Fibrosis is defined by scarring and tissue hardening caused by excess deposition of extracellular matrix components, mainly collagens. A fibrotic response can occur in any tissue of the body and is the final outcome of an unbalanced reaction to inflammation and wound healing induced by a variety of insults, including persistent infections, autoimmune reactions, allergic responses, chemical exposure, radiation, and tissue injury. The accumulation of extracellular matrix proteins replaces the living tissue and disrupts the architecture leading to organ malfunction. Fibrosis remains a major clinical and therapeutic challenge and has been estimated to account for 45% of deaths in the developed world. While major advances regarding mechanistic knowledge on the underlying cell biology alterations in fibrosis have helped to characterize the main phases and mediators involved, this knowledge has not yielded significant progress in treatment.
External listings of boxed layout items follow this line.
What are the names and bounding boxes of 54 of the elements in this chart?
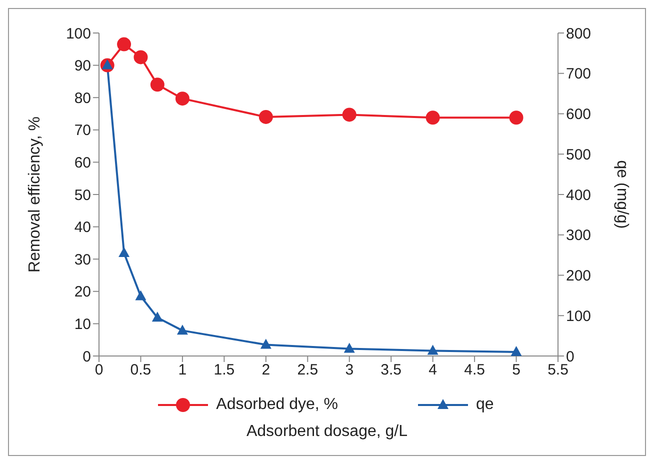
point bbox=[426, 110, 440, 125]
point bbox=[118, 247, 130, 258]
y2-tick-label: 300 bbox=[566, 227, 592, 244]
y-axis-title: Removal efficiency, % bbox=[26, 116, 44, 272]
point bbox=[344, 342, 355, 353]
legend-label: Adsorbed dye, % bbox=[215, 396, 338, 414]
y-tick-label: 90 bbox=[74, 58, 91, 75]
y-tick-label: 20 bbox=[74, 284, 91, 301]
x-tick-label: 5 bbox=[512, 362, 520, 379]
y2-axis-title: qe (mg/g) bbox=[613, 160, 630, 229]
point bbox=[152, 312, 163, 322]
x-axis-title: Adsorbent dosage, g/L bbox=[245, 422, 408, 442]
point bbox=[102, 59, 113, 70]
point bbox=[135, 290, 146, 300]
y-tick-label: 70 bbox=[74, 122, 91, 140]
y2-tick-label: 200 bbox=[566, 268, 592, 285]
y-tick-label: 40 bbox=[74, 219, 91, 236]
x-tick-label: 3 bbox=[345, 362, 354, 379]
x-tick-label: 0.5 bbox=[130, 362, 152, 379]
y2-tick-label: 600 bbox=[566, 106, 592, 124]
y2-tick-label: 700 bbox=[566, 66, 592, 83]
legend-label: qe bbox=[475, 396, 494, 414]
point bbox=[175, 92, 190, 106]
point bbox=[342, 108, 356, 122]
x-tick-label: 3.5 bbox=[380, 362, 402, 379]
y2-tick-label: 400 bbox=[566, 186, 592, 204]
y2-tick-label: 800 bbox=[566, 25, 592, 42]
point bbox=[510, 346, 522, 356]
y2-tick-label: 500 bbox=[566, 146, 592, 164]
x-tick-label: 2.5 bbox=[297, 362, 318, 379]
point bbox=[134, 50, 148, 64]
x-tick-label: 1.5 bbox=[214, 362, 235, 379]
x-tick-label: 5.5 bbox=[548, 362, 568, 379]
y-tick-label: 10 bbox=[74, 316, 91, 334]
point bbox=[150, 78, 164, 92]
y2-tick-label: 0 bbox=[566, 348, 574, 366]
x-tick-label: 0 bbox=[94, 362, 104, 379]
point bbox=[117, 37, 132, 52]
point bbox=[509, 110, 524, 125]
x-tick-label: 2 bbox=[262, 362, 270, 379]
y-tick-label: 50 bbox=[74, 186, 91, 204]
y-tick-label: 0 bbox=[82, 348, 91, 366]
point bbox=[176, 324, 188, 335]
point bbox=[258, 110, 273, 124]
y-tick-label: 100 bbox=[66, 25, 91, 42]
y-tick-label: 30 bbox=[74, 251, 91, 268]
point bbox=[260, 338, 272, 349]
x-tick-label: 4 bbox=[428, 362, 437, 379]
x-tick-label: 4.5 bbox=[464, 362, 485, 379]
y-tick-label: 60 bbox=[74, 154, 91, 172]
y-tick-label: 80 bbox=[74, 90, 91, 107]
x-tick-label: 1 bbox=[178, 362, 187, 379]
y2-tick-label: 100 bbox=[566, 308, 592, 325]
point bbox=[427, 344, 438, 355]
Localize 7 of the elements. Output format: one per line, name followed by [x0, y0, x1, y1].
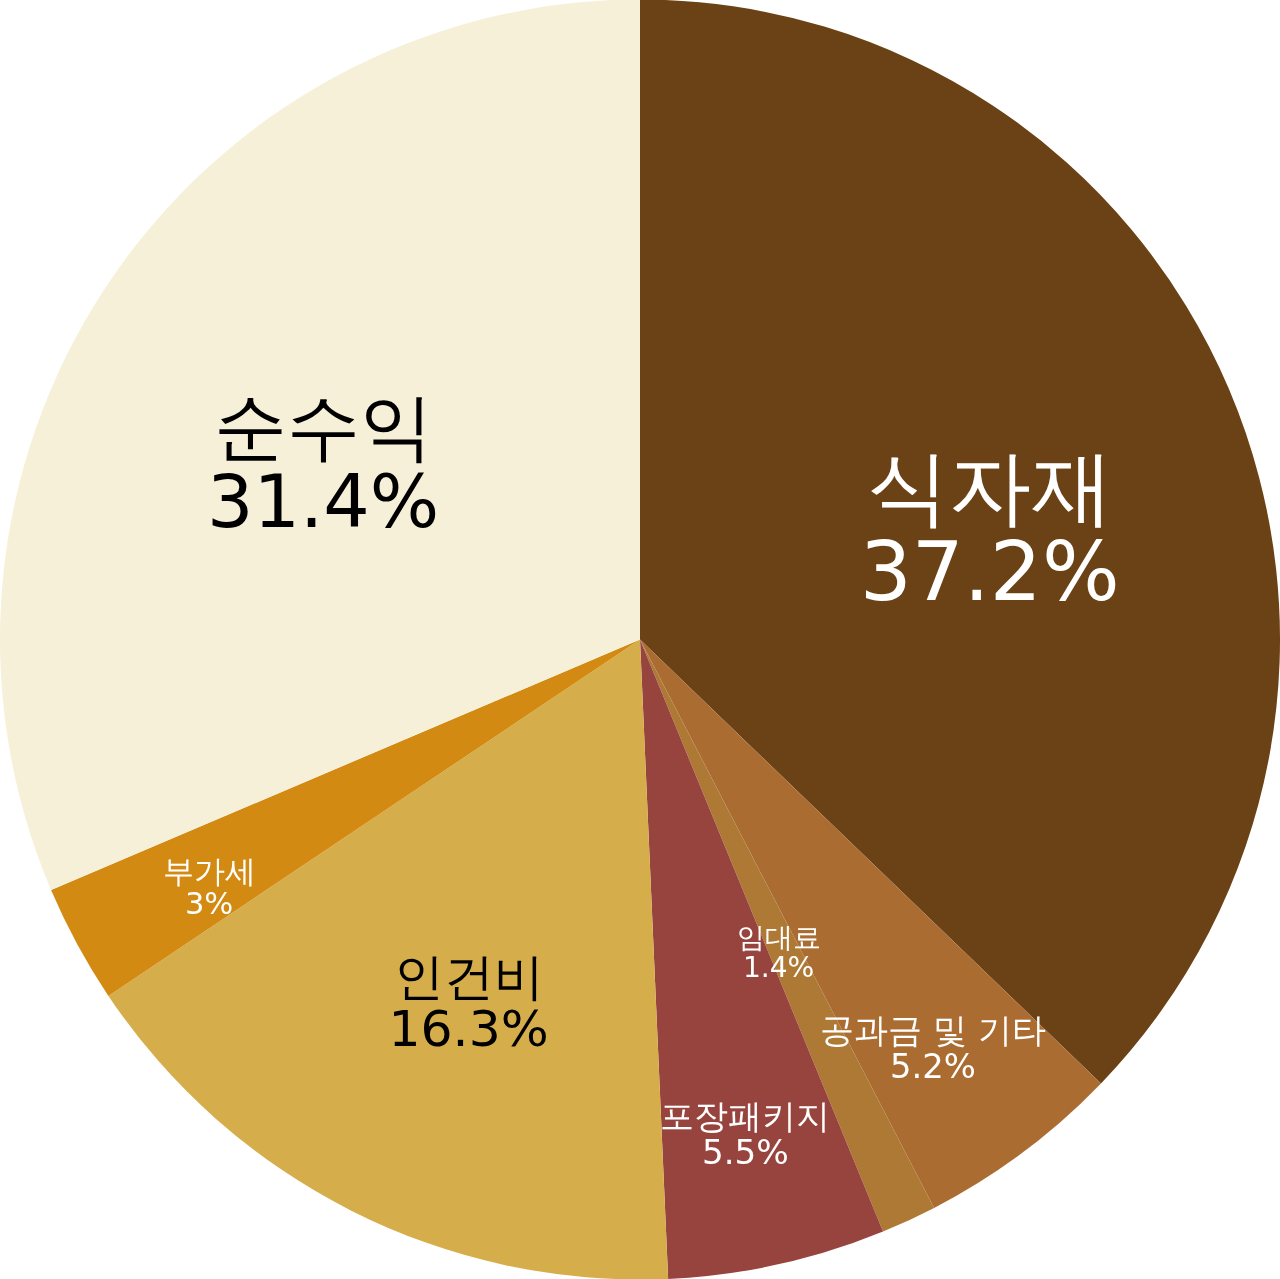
- data-label: 3%: [184, 886, 234, 922]
- slice-label: 부가세: [162, 853, 256, 889]
- data-label: 1.4%: [742, 951, 815, 985]
- slice-label: 임대료: [736, 920, 821, 954]
- pie-slice: [640, 0, 1280, 1084]
- pie-slice: [640, 639, 1101, 1208]
- pie-slice: [0, 0, 640, 890]
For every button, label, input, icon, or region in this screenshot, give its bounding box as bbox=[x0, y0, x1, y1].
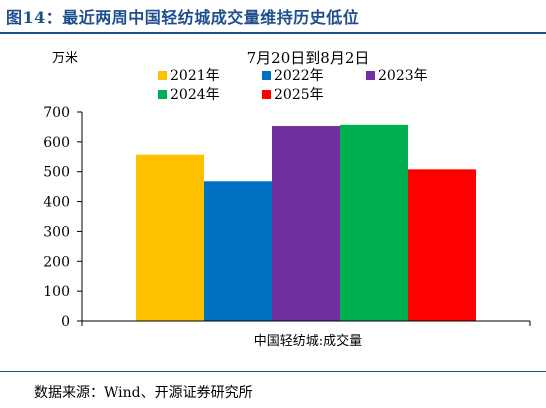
bar-2 bbox=[204, 181, 272, 321]
legend-label-4: 2024年 bbox=[170, 87, 220, 103]
legend-swatch-1 bbox=[158, 71, 167, 80]
chart-title: 7月20日到8月2日 bbox=[247, 49, 370, 67]
y-tick-label: 600 bbox=[43, 135, 70, 151]
legend-label-1: 2021年 bbox=[170, 68, 220, 84]
bar-3 bbox=[272, 126, 340, 321]
y-tick-label: 100 bbox=[43, 284, 70, 300]
y-tick-label: 300 bbox=[43, 224, 70, 240]
y-axis-label: 万米 bbox=[52, 51, 78, 66]
figure-title: 图14：最近两周中国轻纺城成交量维持历史低位 bbox=[6, 8, 360, 27]
legend-swatch-4 bbox=[158, 90, 167, 99]
bar-5 bbox=[408, 169, 476, 321]
legend: 2021年 2022年 2023年 2024年 2025年 bbox=[158, 68, 428, 103]
y-tick-label: 500 bbox=[43, 165, 70, 181]
y-tick-label: 200 bbox=[43, 254, 70, 270]
bar-4 bbox=[340, 124, 408, 322]
legend-label-5: 2025年 bbox=[274, 87, 324, 103]
y-tick-label: 400 bbox=[43, 195, 70, 211]
bars bbox=[136, 124, 476, 322]
y-tick-label: 0 bbox=[61, 314, 70, 330]
source-note: 数据来源：Wind、开源证券研究所 bbox=[34, 385, 253, 401]
y-axis: 0 100 200 300 400 500 600 700 bbox=[43, 105, 531, 330]
x-axis-label: 中国轻纺城:成交量 bbox=[254, 333, 362, 349]
title-rule bbox=[0, 32, 546, 34]
source-rule bbox=[0, 371, 546, 372]
legend-swatch-3 bbox=[366, 71, 375, 80]
legend-swatch-5 bbox=[262, 90, 271, 99]
legend-label-2: 2022年 bbox=[274, 68, 324, 84]
y-tick-label: 700 bbox=[43, 105, 70, 121]
bar-1 bbox=[136, 154, 204, 321]
legend-label-3: 2023年 bbox=[378, 68, 428, 84]
legend-swatch-2 bbox=[262, 71, 271, 80]
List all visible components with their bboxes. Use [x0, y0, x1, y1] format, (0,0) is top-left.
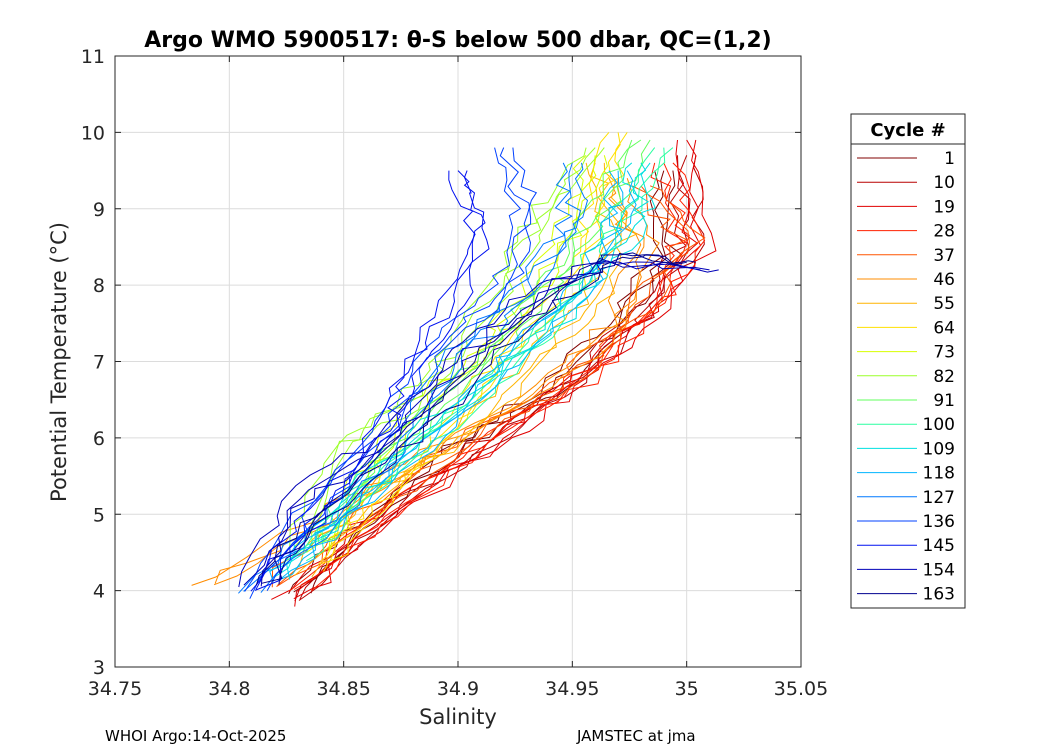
- legend-label-91: 91: [933, 391, 955, 411]
- legend-label-73: 73: [933, 343, 955, 363]
- profile-line-cycle-163: [255, 252, 678, 586]
- x-axis-label: Salinity: [419, 705, 497, 729]
- chart-title: Argo WMO 5900517: θ-S below 500 dbar, QC…: [144, 28, 772, 53]
- y-tick-label: 5: [93, 504, 105, 526]
- profile-line-cycle-91: [316, 139, 633, 543]
- profile-line-cycle-127: [243, 162, 581, 592]
- profile-line-cycle-28: [311, 162, 706, 592]
- profile-line-cycle-91: [321, 139, 642, 541]
- profile-line-cycle-28: [293, 162, 690, 590]
- profile-line-cycle-136: [266, 147, 538, 591]
- profile-lines: [191, 132, 719, 607]
- profile-line-cycle-163: [261, 254, 687, 584]
- profile-line-cycle-46: [214, 178, 645, 584]
- legend-label-136: 136: [923, 512, 955, 532]
- profile-line-cycle-100: [306, 147, 674, 562]
- legend-title: Cycle #: [870, 120, 945, 141]
- y-axis-label: Potential Temperature (°C): [47, 222, 71, 502]
- profile-line-cycle-37: [277, 185, 690, 586]
- x-tick-label: 34.9: [437, 678, 479, 700]
- x-tick-label: 34.8: [208, 678, 250, 700]
- profile-line-cycle-145: [255, 170, 486, 590]
- profile-line-cycle-145: [250, 170, 476, 592]
- legend-label-10: 10: [933, 173, 955, 193]
- legend-label-28: 28: [933, 222, 955, 242]
- y-tick-label: 4: [93, 581, 105, 603]
- legend-label-118: 118: [923, 464, 955, 484]
- profile-line-cycle-163: [278, 252, 696, 585]
- legend-label-109: 109: [923, 439, 955, 459]
- profile-line-cycle-118: [269, 170, 619, 583]
- profile-line-cycle-145: [254, 170, 490, 591]
- profile-line-cycle-10: [298, 155, 705, 601]
- profile-line-cycle-28: [288, 162, 688, 592]
- x-axis-ticks: 34.75 34.8 34.85 34.9 34.95 35 35.05: [88, 56, 828, 700]
- x-tick-label: 34.85: [316, 678, 370, 700]
- y-tick-label: 3: [93, 657, 105, 679]
- footer-left: WHOI Argo:14-Oct-2025: [105, 727, 286, 745]
- x-tick-label: 35.05: [774, 678, 828, 700]
- profile-line-cycle-46: [213, 178, 660, 586]
- legend-label-1: 1: [944, 149, 955, 169]
- legend-label-154: 154: [923, 560, 955, 580]
- legend-entries: 1 10 19 28 37 46 55 64 73 82 91 100 109 118 127 136 145 1…: [857, 149, 955, 605]
- y-tick-label: 10: [81, 122, 105, 144]
- profile-line-cycle-136: [244, 147, 522, 592]
- footer-right: JAMSTEC at jma: [576, 727, 696, 745]
- legend-label-82: 82: [933, 367, 955, 387]
- y-tick-label: 8: [93, 275, 105, 297]
- profile-line-cycle-109: [286, 162, 656, 580]
- y-tick-label: 6: [93, 428, 105, 450]
- y-axis-ticks: 3 4 5 6 7 8 9 10 11: [81, 46, 801, 679]
- legend-label-64: 64: [933, 318, 955, 338]
- legend: Cycle # 1 10 19 28 37 46 55 64 73 82 91 100 109 118 12…: [850, 113, 966, 609]
- profile-line-cycle-136: [249, 147, 532, 599]
- profile-line-cycle-19: [293, 139, 717, 600]
- x-tick-label: 34.95: [545, 678, 599, 700]
- profile-line-cycle-154: [260, 261, 719, 587]
- legend-label-145: 145: [923, 536, 955, 556]
- x-tick-label: 34.75: [88, 678, 142, 700]
- legend-label-46: 46: [933, 270, 955, 290]
- legend-label-37: 37: [933, 246, 955, 266]
- profile-line-cycle-46: [191, 177, 642, 586]
- profile-line-cycle-118: [278, 170, 624, 581]
- profile-line-cycle-118: [277, 170, 637, 582]
- profile-line-cycle-91: [322, 139, 651, 543]
- y-tick-label: 9: [93, 199, 105, 221]
- profile-line-cycle-73: [328, 155, 608, 552]
- profile-line-cycle-154: [238, 260, 701, 588]
- y-tick-label: 7: [93, 352, 105, 374]
- legend-label-100: 100: [923, 415, 955, 435]
- legend-box: [850, 113, 966, 609]
- legend-label-19: 19: [933, 197, 955, 217]
- legend-label-127: 127: [923, 488, 955, 508]
- legend-label-163: 163: [923, 585, 955, 605]
- profile-line-cycle-154: [243, 257, 710, 586]
- profile-line-cycle-109: [272, 162, 650, 579]
- profile-line-cycle-109: [267, 162, 639, 572]
- y-tick-label: 11: [81, 46, 105, 68]
- legend-label-55: 55: [933, 294, 955, 314]
- x-tick-label: 35: [675, 678, 699, 700]
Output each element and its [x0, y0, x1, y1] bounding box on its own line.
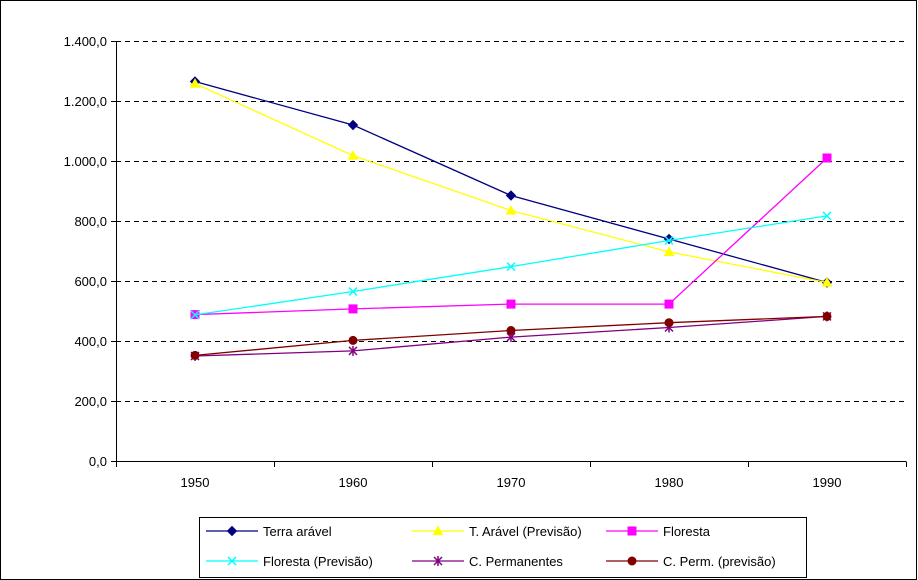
y-tick-label-4: 800,0	[74, 214, 107, 229]
series-group	[189, 76, 833, 361]
legend-label-1: T. Arável (Previsão)	[469, 524, 582, 539]
data-point-3-4	[822, 211, 832, 221]
legend-marker-4	[433, 556, 443, 566]
data-point-5-2	[506, 326, 516, 335]
legend-marker-5	[627, 556, 637, 566]
y-tick-label-2: 400,0	[74, 334, 107, 349]
legend-label-2: Floresta	[663, 524, 711, 539]
legend: Terra arável T. Arável (Previsão) Floresta…	[199, 517, 807, 578]
y-tick-labels: 0,0 200,0 400,0 600,0 800,0 1.000,0 1.200,0 1.4…	[64, 34, 107, 469]
axes	[111, 41, 907, 467]
data-point-5-4	[822, 311, 832, 321]
data-point-1-1	[347, 150, 359, 160]
data-point-5-1	[348, 335, 358, 345]
data-point-2-4	[822, 153, 832, 163]
data-point-1-3	[663, 246, 675, 256]
legend-marker-1	[432, 525, 444, 536]
data-point-2-1	[348, 304, 358, 314]
y-tick-label-6: 1.200,0	[64, 94, 107, 109]
data-point-2-2	[506, 299, 516, 309]
x-tick-label-1: 1960	[339, 475, 368, 490]
series-2	[190, 153, 832, 320]
data-point-1-4	[821, 276, 833, 287]
data-point-3-0	[190, 310, 200, 320]
legend-item-1: T. Arável (Previsão)	[412, 524, 582, 539]
data-point-0-2	[505, 190, 517, 201]
y-tick-label-3: 600,0	[74, 274, 107, 289]
legend-label-3: Floresta (Previsão)	[263, 554, 373, 569]
data-point-1-0	[189, 78, 201, 88]
data-point-5-3	[664, 318, 674, 328]
y-tick-label-5: 1.000,0	[64, 154, 107, 169]
data-point-1-2	[505, 204, 517, 215]
data-point-3-3	[664, 235, 674, 246]
y-tick-label-1: 200,0	[74, 394, 107, 409]
legend-label-0: Terra arável	[263, 524, 332, 539]
series-3	[190, 211, 832, 320]
legend-label-5: C. Perm. (previsão)	[663, 554, 776, 569]
y-tick-label-0: 0,0	[89, 454, 107, 469]
legend-box	[199, 517, 807, 578]
legend-item-0: Terra arável	[206, 524, 332, 539]
legend-label-4: C. Permanentes	[469, 554, 563, 569]
series-5	[190, 311, 832, 360]
legend-marker-3	[227, 556, 237, 566]
legend-item-3: Floresta (Previsão)	[206, 554, 373, 569]
data-point-3-1	[348, 286, 358, 297]
x-tick-label-2: 1970	[497, 475, 526, 490]
x-tick-label-0: 1950	[181, 475, 210, 490]
x-tick-label-3: 1980	[655, 475, 684, 490]
x-tick-labels: 1950 1960 1970 1980 1990	[181, 475, 842, 490]
data-point-5-0	[190, 350, 200, 360]
legend-item-2: Floresta	[606, 524, 711, 539]
gridlines	[116, 41, 906, 402]
data-point-4-1	[348, 345, 358, 356]
legend-marker-0	[226, 525, 238, 537]
data-point-3-2	[506, 262, 516, 272]
legend-item-5: C. Perm. (previsão)	[606, 554, 776, 569]
x-tick-label-4: 1990	[813, 475, 842, 490]
legend-item-4: C. Permanentes	[412, 554, 563, 569]
series-1	[189, 78, 833, 287]
y-tick-label-7: 1.400,0	[64, 34, 107, 49]
data-point-0-1	[347, 119, 359, 131]
data-point-2-3	[664, 299, 674, 309]
legend-marker-2	[627, 526, 637, 536]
Only recently, the metabolic features associated to fibrosis have begun to emerge. This information, likely representing only the tip of the iceberg, suggests that metabolic derangement is a key culprit in the pathophysiology of fibrogenesis. The Workshop on The Cellular and Metabolic Bases of Organ Fibrosis, International University of Andalusia, Baeza, Spain, October 8–11, 2023 aimed to discuss the current knowledge and novel perspectives on the mechanisms contributing to the development of fibrosis in different organs and tissues, with particular focus on new methodological developments in metabolomics and therapeutic strategies.